The number of Canadians who struggled to put food on the table skyrocketed during the coronavirus pandemic according to the non-profit Community Food Centres Canada (CFCC).

According to their recent report, the CFCC says the number of Canadians facing food shortages grew 39% in the first two months of the pandemic, now affecting 1 in 7 Canadians.

“More and more Canadians are relying on an increasingly precarious labour market and low-wage jobs and a restrictive and inadequate Employment Insurance program when they get laid off,” they wrote. 

“The cost of housing, child care, prescriptions and food is increasing sharply. More and more people are living alone and shouldering these costs on one income.”

Experts have recently determined that government lockdowns are not only leaving many Canadians unemployed, but also lead to an increase in food prices across Canada.

In September, Dalhousie University’s Agri-food Analytics Lab determined that Canadian grocery bills increased by 4% this year, with price hikes attributed to the increased costs for businesses to operate during coronavirus restrictions.

Of those surveyed by the CFCC, 81% said food shortage has taken a toll on their physical health, with 79% it has taken a toll on their mental health.

While many Canadians struggle with putting food on the table, members of the agriculture community have said the pandemic has put food security in jeopardy for the whole country.

In the summer, the Grain Farmers of Ontario reported that many farms will not survive the pandemic without support from the federal government.

“We are at a real breaking point.
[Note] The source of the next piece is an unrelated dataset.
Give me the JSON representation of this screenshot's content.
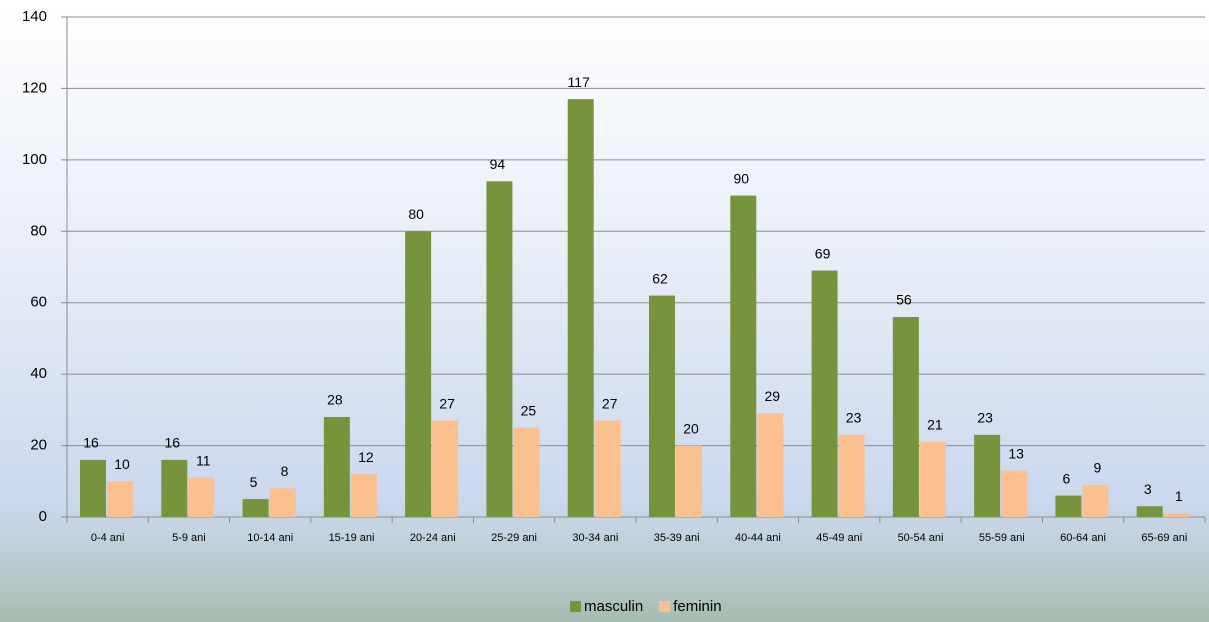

The federal government continues to ask farmers to bear all of the risk associated with securing Canada’s food system and takes no action to partner with us in this risk,” Chair Markus Haerle said.

Unlike the United States, Canada has provided little support to farmers during the pandemic.

“Our farmer-members will lose money on every acre of corn, with no way to regain those losses, while our U.S. counterparts will be able to survive these losses thanks to support from their government,” Haerle said.

Without Canadian farmers, consumers will be more dependent on the United States and China to meet their needs.